Beberapa cara telah dilakukan
untuk mengetahui nama pemuda itu, mulai dari yang terang-terangan hingga yang
gelap-gelapan, dari teriak menanyakan namanya, bertanya ke orang lain, hingga
menyuruh anak kecil untuk mencari tahu namanya. Tetapi semua usaha itu tidak
membuahkan hasil. Setiap hari kami hanya dapat melihatnya dari jarak beberapa
meter, tanpa ada keberanian untuk mendekati dan menanyakan namanya dengan lebih
sopan. Menurut Luna, hal ini disebabkan oleh faktor gengsi dan harga diri
sebagai perempuan. Tapi, menurutku itu karena faktor malu dan tidak adanya
keberanian.

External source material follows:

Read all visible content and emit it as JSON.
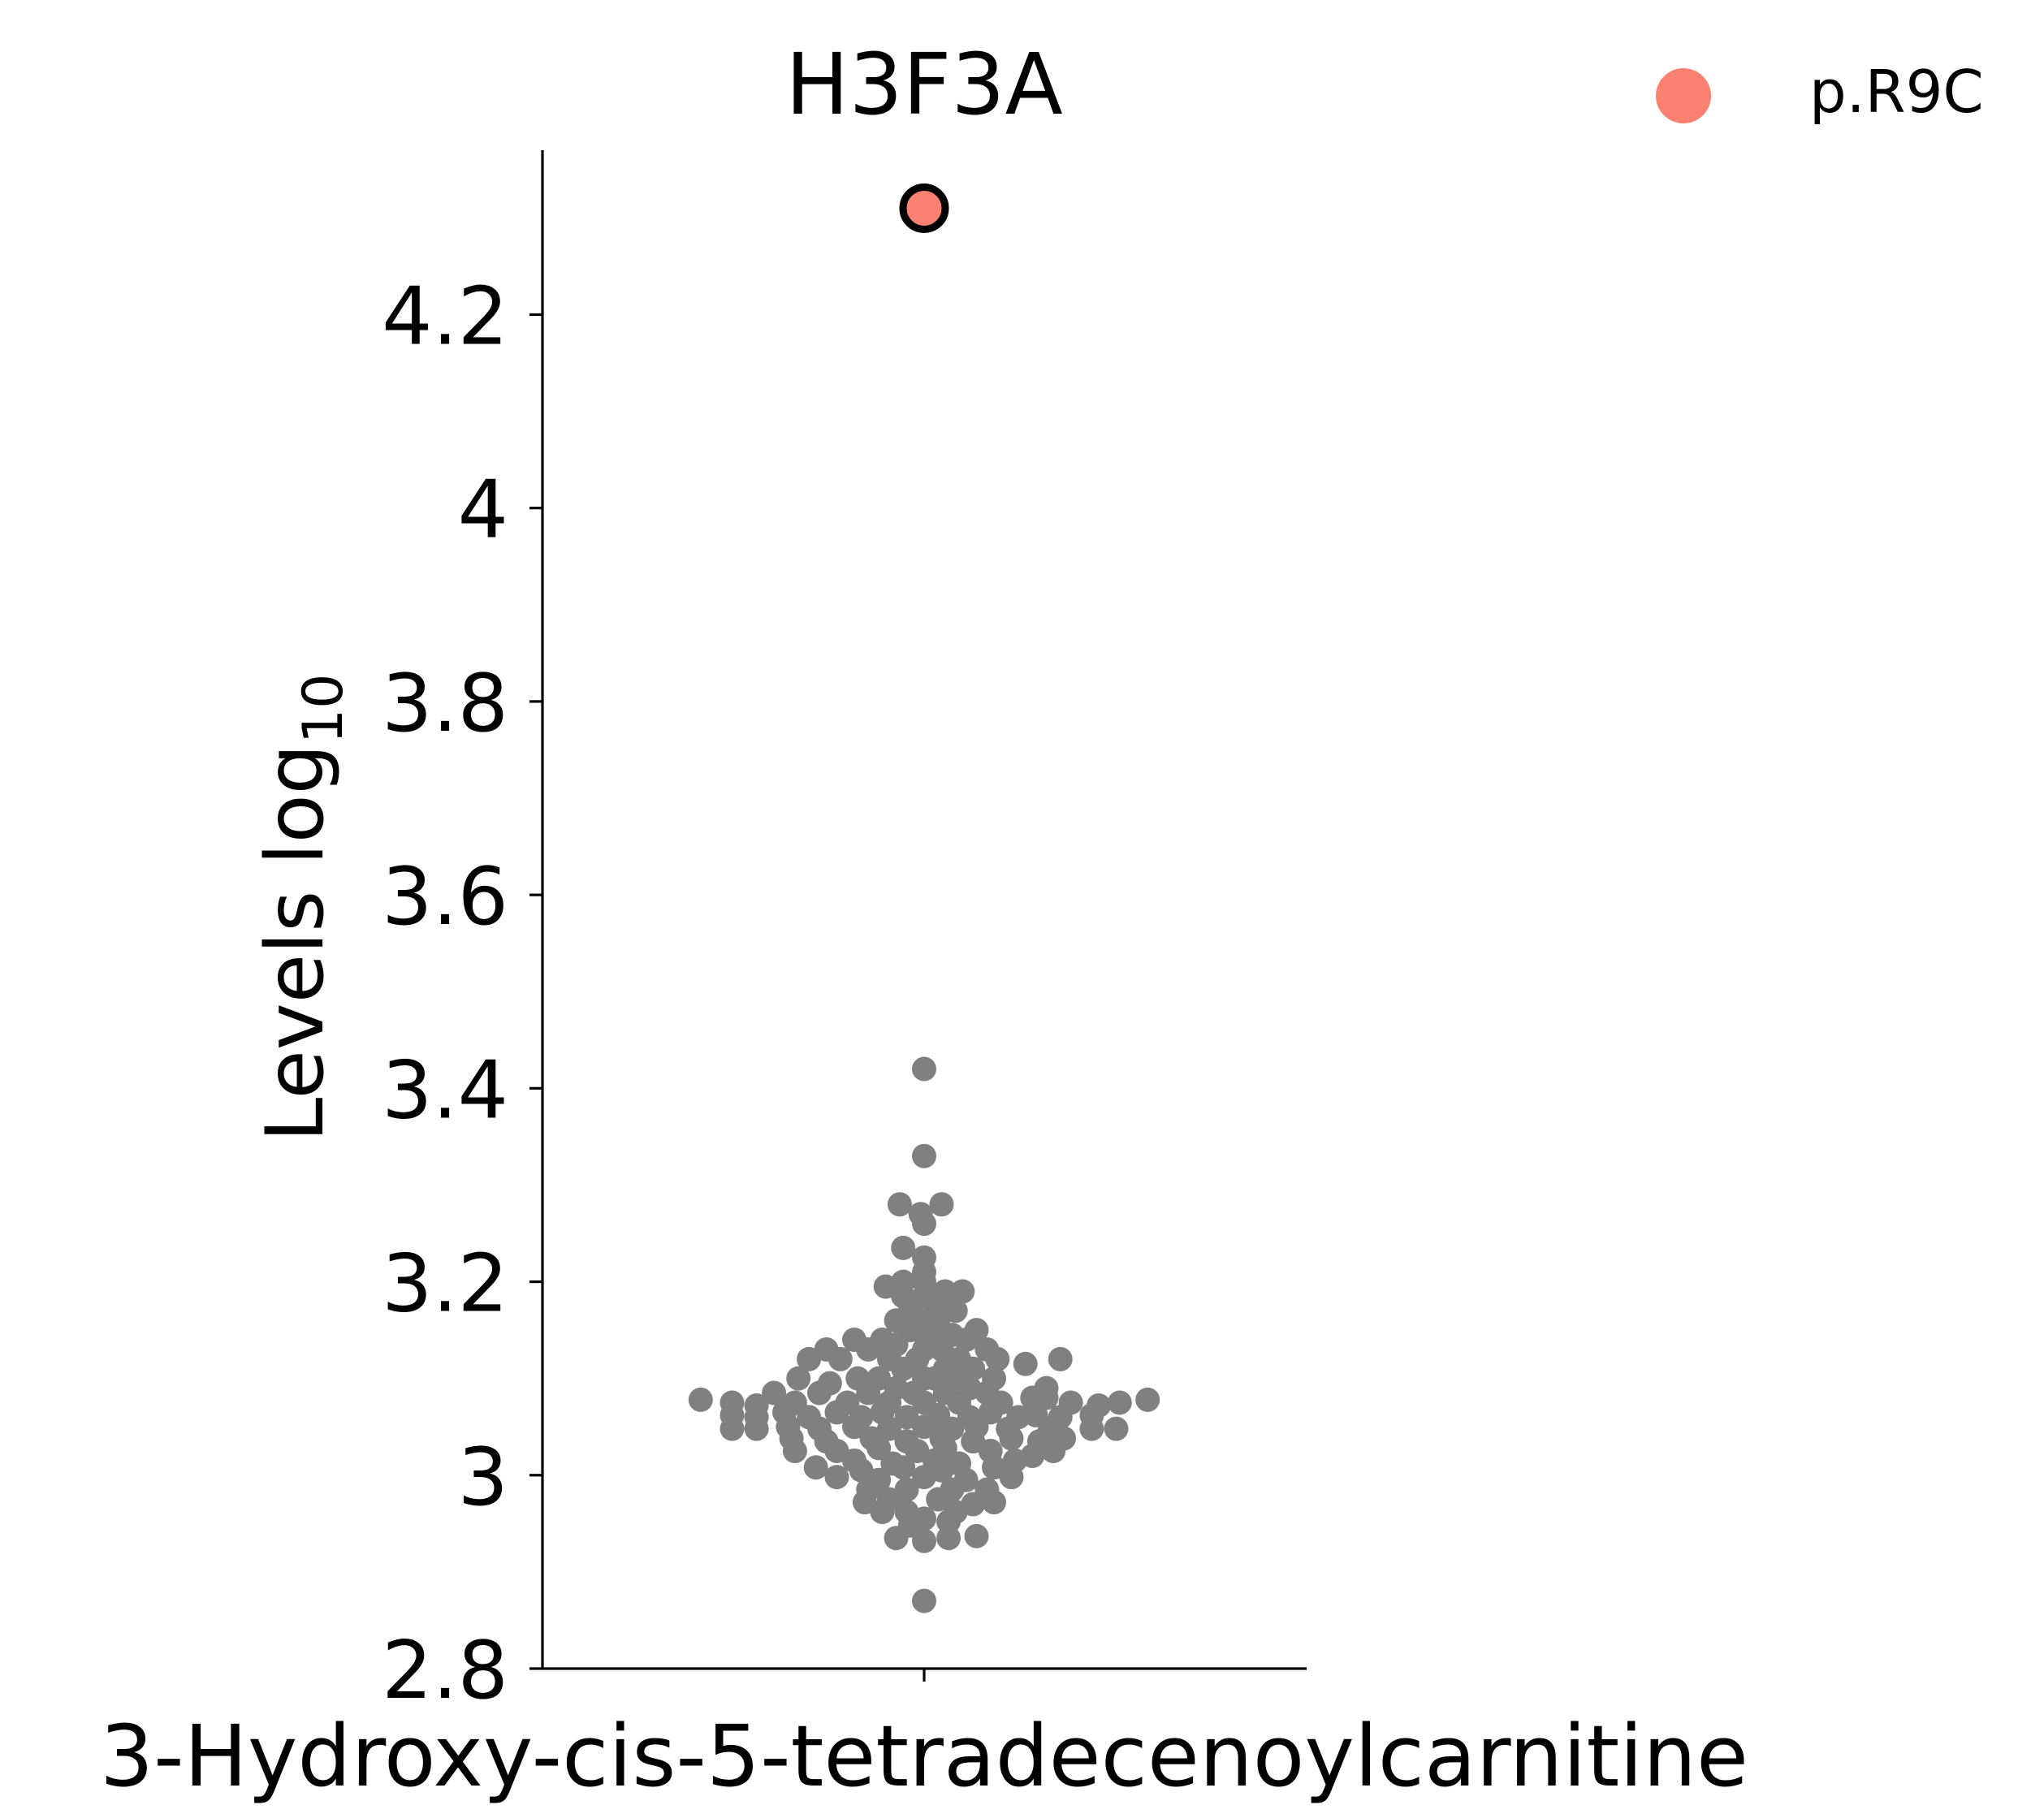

Entah siapa yang benar.
Setelah Ka Alim hilang
dari pandangan, saya dan teman-teman meninggalkan tempat duduk dan bergegas
mengambil air wudhu. Beberapa saat suasana kos sepi, namun kembali riuh ketika
waktu sholat usai. Berkumpul kembali di depan kamar dan bercerita tentang ini
dan itu. Beberapa cerita tergabung dari satu orang ke orang lainnya.
Hampir sejam kami bercerita,
rasa lapar pun mulai menghampiri. Muncul gagasan untuk mencari makan dari Luna.
Tampa pikir panjang, semuanya berdiri dan bersiap untuk keluar mencari makanan
yang cocok untuk disantap malam ini. Keluar bersama-sama sudah menjadi kegiatan
rutin bagi kami.
Beberapa meter melewati
kosan kami, tiba-tiba ada sebuah mobil yang singgah di tepi jalan, sepertinya
ingin parkir di sana, kira-kira berjarak sepuluh langkah dari kami. Mobil
berwarna merah itu berhasil menarik perhatian kami. Langkah kaki tidak
terhenti, namun mata tetap tertuju pada mobil merah itu. Satu, dua, tiga
langkah terlewati dengan otak yang terus bekerja di kepala masing-masing
memikirkan siapa gerangan pemilik mobil tersebut.
Dan, ketika kami tepat
berada di depan mobil tersebut, pemilik mobil membuka pintu mobil dan keluar
dari mobil. Mataku meliriknya dari arah kaki hingga kepala. Mungkin juga
teman-teman yang lain melakukan hal yang sama. Beberapa detik kemudian, tepat
saat saya melihat wajah orang itu terdengar suara teriakan.
“Ka Alim!”
Tanpa sadar Luna
berteriak menyebut nama itu disaat ia berada pada jarak yang sangat dekat
dengan pemuda itu. Saya terkejut, Lia terkejut, teman yang lain terkejut,
pemuda itu pun ikut terkejut. Semua mata tertuju pada Luna. Entah berapa lama
waktu seakan terhenti. Saya tak menyangka pemilik mobil itu adalah Ka Alim dan
lebih tidak menyangka lagi Luna berteriak tepat di depannya. Saya dan
teman-teman yang lain jadi salah tingkah karena malu ketahuan memperhatikannya.
Kami mempercepat langkah meninggalkan tempat itu. Entah apa yang muncul dalam
benak pemuda itu, intinya ia tahu bahwa kami memperhatikannya.
Beberapa meter dari
tempat itu, tawa yang dari tadi tertahan akhirnya lepas juga. Sepanjang jalan
terus membahas pemuda itu. Semestinya ada kesempatan untuk berkenalan
dengannya, tetapi kesempatan itu sirna hanya karena teriakan Luna. Dari percakapan panjang, tercipta sebuah
taruhan di antara kami. ‘Barangsiapa yang pertama berhasil mengetahui nama
pemuda itu akan mendapat hadiah dari yang lainnya’ seperti itulah kira-kira
bunyi dari taruhan yang tercipta di jalan pada malam itu. Saya sangat antusias
menanggapi taruhan tersebut, tentu saja karena saya tidak ingin didahului orang
lain dan ingin mendapat hadiah. Selain itu, saya tidak ingin terus dihantui rasa
penasaran untuk jangka waktu yang lebih lama lagi.